Jonathan F KominskyPatrick ShaftoElizabeth BonawitzPublished in: PloS one (2021)
From infancy, humans have the ability to distinguish animate agents from inert objects, and preschoolers map biological and mechanical insides to their appropriate kinds. However, less is known about how identifying something as an animate agent shapes specific inferences about its internal properties. Here, we test whether preschool children (N = 92; North American population) have specifically biological expectations about animate agents, or if they have more general expectations that animate agents should have an internal source of motion. We presented preschoolers with videos of two puppets: a "self-propelled" fur-covered puppet, and a fur-covered puppet that is seen to be moved by a human actor. In addition, we presented preschoolers with images of a familiar artifact (motorcycle) and familiar animal (sheep).

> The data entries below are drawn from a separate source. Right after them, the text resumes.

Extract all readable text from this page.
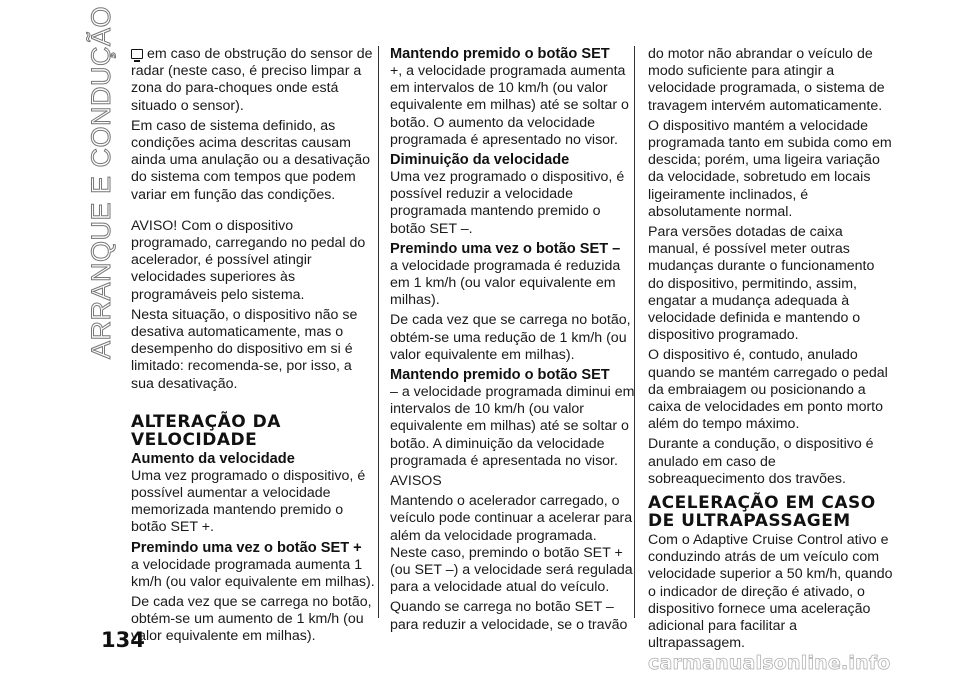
ARRANQUE E CONDUÇÃO	em caso de obstrução do sensor de radar (neste caso, é preciso limpar a zona do para-choques onde está situado o sensor).

Em caso de sistema definido, as condições acima descritas causam ainda uma anulação ou a desativação do sistema com tempos que podem variar em função das condições.

AVISO! Com o dispositivo programado, carregando no pedal do acelerador, é possível atingir velocidades superiores às programáveis pelo sistema.

Nesta situação, o dispositivo não se desativa automaticamente, mas o desempenho do dispositivo em si é limitado: recomenda-se, por isso, a sua desativação.

ALTERAÇÃO DA VELOCIDADE
Aumento da velocidade

Uma vez programado o dispositivo, é possível aumentar a velocidade memorizada mantendo premido o botão SET +.

Premindo uma vez o botão SET +

a velocidade programada aumenta 1 km/h (ou valor equivalente em milhas).

De cada vez que se carrega no botão, obtém-se um aumento de 1 km/h (ou valor equivalente em milhas).

Mantendo premido o botão SET

+, a velocidade programada aumenta em intervalos de 10 km/h (ou valor equivalente em milhas) até se soltar o botão. O aumento da velocidade programada é apresentado no visor.

Diminuição da velocidade

Uma vez programado o dispositivo, é possível reduzir a velocidade programada mantendo premido o botão SET –.

Premindo uma vez o botão SET –

a velocidade programada é reduzida em 1 km/h (ou valor equivalente em milhas).

De cada vez que se carrega no botão, obtém-se uma redução de 1 km/h (ou valor equivalente em milhas).

Mantendo premido o botão SET

– a velocidade programada diminui em intervalos de 10 km/h (ou valor equivalente em milhas) até se soltar o botão. A diminuição da velocidade programada é apresentada no visor.

AVISOS

Mantendo o acelerador carregado, o veículo pode continuar a acelerar para além da velocidade programada. Neste caso, premindo o botão SET + (ou SET –) a velocidade será regulada para a velocidade atual do veículo.

Quando se carrega no botão SET – para reduzir a velocidade, se o travão

do motor não abrandar o veículo de modo suficiente para atingir a velocidade programada, o sistema de travagem intervém automaticamente.

O dispositivo mantém a velocidade programada tanto em subida como em descida; porém, uma ligeira variação da velocidade, sobretudo em locais ligeiramente inclinados, é absolutamente normal.

Para versões dotadas de caixa manual, é possível meter outras mudanças durante o funcionamento do dispositivo, permitindo, assim, engatar a mudança adequada à velocidade definida e mantendo o dispositivo programado.

O dispositivo é, contudo, anulado quando se mantém carregado o pedal da embraiagem ou posicionando a caixa de velocidades em ponto morto além do tempo máximo.

Durante a condução, o dispositivo é anulado em caso de sobreaquecimento dos travões.

ACELERAÇÃO EM CASO DE ULTRAPASSAGEM

Com o Adaptive Cruise Control ativo e conduzindo atrás de um veículo com velocidade superior a 50 km/h, quando o indicador de direção é ativado, o dispositivo fornece uma aceleração adicional para facilitar a ultrapassagem.

134
carmanualsonline.info
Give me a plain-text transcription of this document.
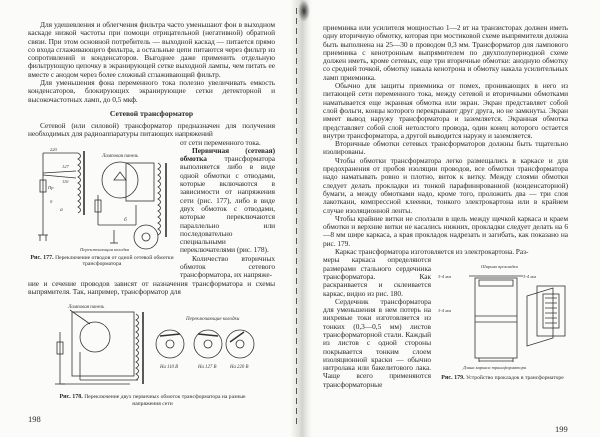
Для удешевления и облегчения фильтра часто уменьшают фон в выходном каскаде низкой частоты при помощи отрицательной (негативной) обратной связи. При этом основной потребитель — выходной каскад — питается прямо со входа сглаживающего фильтра, а остальные цепи питаются через фильтр из сопротивлений и конденсаторов. Выгоднее даже применить отдельную фильтрующую цепочку в экранирующей сетке выходной лампы, чем питать ее вместе с анодом через более сложный сглаживающий фильтр.

Для уменьшения фона переменного тока полезно увеличивать емкость конденсаторов, блокирующих экранирующие сетки детекторной и высокочастотных ламп, до 0,5 мкф.

Сетевой трансформатор

Сетевой (или силовой) трансформатор предназначен для получения необходимых для радиоаппаратуры питающих напряжений

220
127
110
0
Пр
Ламповая панель
а
б
Переключающая колодка
Рис. 177. Переключение отводов от одной сетевой обмотки трансформатора

от сети переменного тока.

Первичная (сетевая) обмотка трансформатора выполняется либо в виде одной обмотки с отводами, которые включаются в зависимости от напряжения сети (рис. 177), либо в виде двух обмоток с отводами, которые переключаются параллельно или последовательно специальными переключателями (рис. 178).

Количество вторичных обмоток сетевого трансформатора, их напряже-

ние и сечение проводов зависят от назначения трансформатора и схемы выпрямителя. Так, например, трансформатор для

Ламповая панель
Переключающие колодки
На 110 В	На 127 В	На 220 В
Рис. 178. Переключение двух первичных обмоток трансформатора на разные напряжения сети
198

приемника или усилителя мощностью 1—2 вт на транзисторах должен иметь одну вторичную обмотку, которая при мостиковой схеме выпрямителя должна быть выполнена на 25—30 в проводом 0,3 мм. Трансформатор для лампового приемника с кенотронным выпрямителем по двухполупериодной схеме должен иметь, кроме сетевых, еще три вторичные обмотки: анодную обмотку со средней точкой, обмотку накала кенотрона и обмотку накала усилительных ламп приемника.

Обычно для защиты приемника от помех, проникающих в него из питающей сети переменного тока, между сетевой и вторичными обмотками наматывается еще экранная обмотка или экран. Экран представляет собой слой фольги, концы которого перекрывают друг друга, но не замкнуты. Экран имеет вывод наружу трансформатора и заземляется. Экранная обмотка представляет собой слой нетолстого провода, один конец которого остается внутри трансформатора, а другой выводится наружу и заземляется.

Вторичные обмотки сетевых трансформаторов должны быть тщательно изолированы.

Чтобы обмотки трансформатора легко размещались в каркасе и для предохранения от пробоя изоляции проводов, все обмотки трансформатора надо наматывать ровно и плотно, виток к витку. Между слоями обмотки следует делать прокладки из тонкой парафинированной (конденсаторной) бумаги, а между обмотками надо, кроме того, проложить два — три слоя лакоткани, компрессной клеенки, тонкого электрокартона или в крайнем случае изоляционной ленты.

Чтобы крайние витки не сползали в щель между щечкой каркаса и краем обмотки и верхние витки не касались нижних, прокладки следует делать на 6—8 мм шире каркаса, а края прокладок надрезать и загибать, как показано на рис. 179.

Каркас трансформатора изготовляется из электрокартона. Раз-

меры каркаса определяются размерами стального сердечника трансформатора. Как раскраивается и склеивается каркас, видно из рис. 180.

Сердечник трансформатора для уменьшения в нем потерь на вихревые токи изготовляется из тонких (0,3—0,5 мм) листов трансформаторной стали. Каждый из листов с одной стороны покрывается тонким слоем изоляционной краски — обычно нитролака или бакелитового лака. Чаще всего применяются трансформаторные

Ширина прокладки
3-4 мм	3-4 мм
3-4 мм
Длина каркаса трансформатора
Рис. 179. Устройство прокладок в трансформаторе
199
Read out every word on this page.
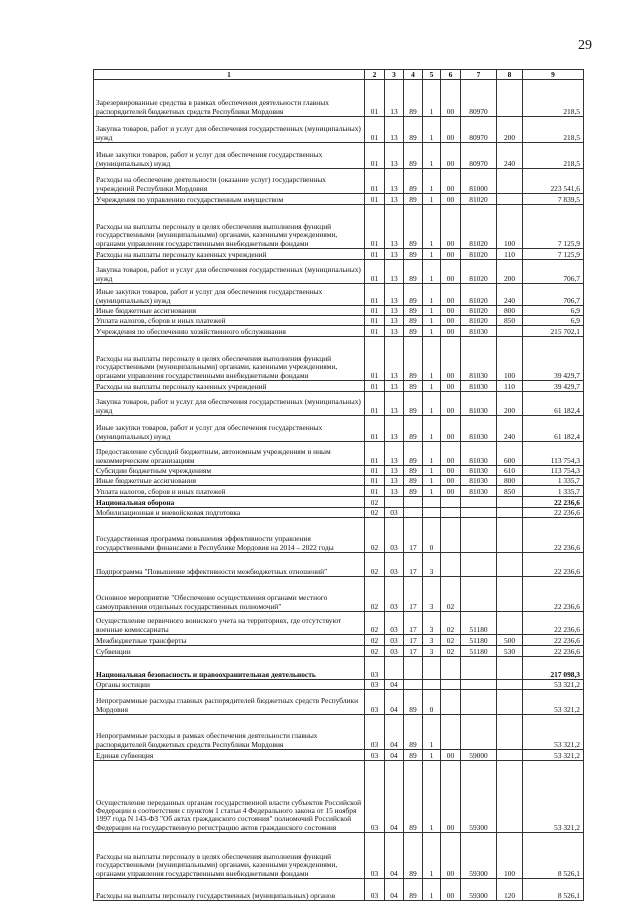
29
1	2	3	4	5	6	7	8	9
Зарезервированные средства в рамках обеспечения деятельности главных распорядителей бюджетных средств Республики Мордовия	01	13	89	1	00	80970		218,5
Закупка товаров, работ и услуг для обеспечения государственных (муниципальных) нужд	01	13	89	1	00	80970	200	218,5
Иные закупки товаров, работ и услуг для обеспечения государственных (муниципальных) нужд	01	13	89	1	00	80970	240	218,5
Расходы на обеспечение деятельности (оказание услуг) государственных учреждений Республики Мордовия	01	13	89	1	00	81000		223 541,6
Учреждения по управлению государственным имуществом	01	13	89	1	00	81020		7 839,5
Расходы на выплаты персоналу в целях обеспечения выполнения функций государственными (муниципальными) органами, казенными учреждениями, органами управления государственными внебюджетными фондами	01	13	89	1	00	81020	100	7 125,9
Расходы на выплаты персоналу казенных учреждений	01	13	89	1	00	81020	110	7 125,9
Закупка товаров, работ и услуг для обеспечения государственных (муниципальных) нужд	01	13	89	1	00	81020	200	706,7
Иные закупки товаров, работ и услуг для обеспечения государственных (муниципальных) нужд	01	13	89	1	00	81020	240	706,7
Иные бюджетные ассигнования	01	13	89	1	00	81020	800	6,9
Уплата налогов, сборов и иных платежей	01	13	89	1	00	81020	850	6,9
Учреждения по обеспечению хозяйственного обслуживания	01	13	89	1	00	81030		215 702,1
Расходы на выплаты персоналу в целях обеспечения выполнения функций государственными (муниципальными) органами, казенными учреждениями, органами управления государственными внебюджетными фондами	01	13	89	1	00	81030	100	39 429,7
Расходы на выплаты персоналу казенных учреждений	01	13	89	1	00	81030	110	39 429,7
Закупка товаров, работ и услуг для обеспечения государственных (муниципальных) нужд	01	13	89	1	00	81030	200	61 182,4
Иные закупки товаров, работ и услуг для обеспечения государственных (муниципальных) нужд	01	13	89	1	00	81030	240	61 182,4
Предоставление субсидий бюджетным, автономным учреждениям и иным некоммерческим организациям	01	13	89	1	00	81030	600	113 754,3
Субсидии бюджетным учреждениям	01	13	89	1	00	81030	610	113 754,3
Иные бюджетные ассигнования	01	13	89	1	00	81030	800	1 335,7
Уплата налогов, сборов и иных платежей	01	13	89	1	00	81030	850	1 335,7
Национальная оборона	02							22 236,6
Мобилизационная и вневойсковая подготовка	02	03						22 236,6
Государственная программа повышения эффективности управления государственными финансами в Республике Мордовия на 2014 – 2022 годы	02	03	17	0				22 236,6
Подпрограмма "Повышение эффективности межбюджетных отношений"	02	03	17	3				22 236,6
Основное мероприятие "Обеспечение осуществления органами местного самоуправления отдельных государственных полномочий"	02	03	17	3	02			22 236,6
Осуществление первичного воинского учета на территориях, где отсутствуют военные комиссариаты	02	03	17	3	02	51180		22 236,6
Межбюджетные трансферты	02	03	17	3	02	51180	500	22 236,6
Субвенции	02	03	17	3	02	51180	530	22 236,6
Национальная безопасность и правоохранительная деятельность	03							217 098,3
Органы юстиции	03	04						53 321,2
Непрограммные расходы главных распорядителей бюджетных средств Республики Мордовия	03	04	89	0				53 321,2
Непрограммные расходы в рамках обеспечения деятельности главных распорядителей бюджетных средств Республики Мордовия	03	04	89	1				53 321,2
Единая субвенция	03	04	89	1	00	59000		53 321,2
Осуществление переданных органам государственной власти субъектов Российской Федерации в соответствии с пунктом 1 статьи 4 Федерального закона от 15 ноября 1997 года N 143-ФЗ "Об актах гражданского состояния" полномочий Российской Федерации на государственную регистрацию актов гражданского состояния	03	04	89	1	00	59300		53 321,2
Расходы на выплаты персоналу в целях обеспечения выполнения функций государственными (муниципальными) органами, казенными учреждениями, органами управления государственными внебюджетными фондами	03	04	89	1	00	59300	100	8 526,1
Расходы на выплаты персоналу государственных (муниципальных) органов	03	04	89	1	00	59300	120	8 526,1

For each item, we asked them to choose what they thought was inside each of these entities: nothing, biological insides, or mechanical insides. Preschoolers were less likely to say that a self-propelled fur-covered object was empty, compared to a fur-covered object that was moved by a human actor, which converges with past work with infants. However, preschoolers showed no specifically biological expectations about these objects, despite being able to accurately match biological insides to familiar animals and mechanical insides to familiar artifacts on the follow-up measure. These results suggest that preschoolers do not have specifically biological expectations about animate agents as a category, but rather general expectations that such agents should not be empty inside.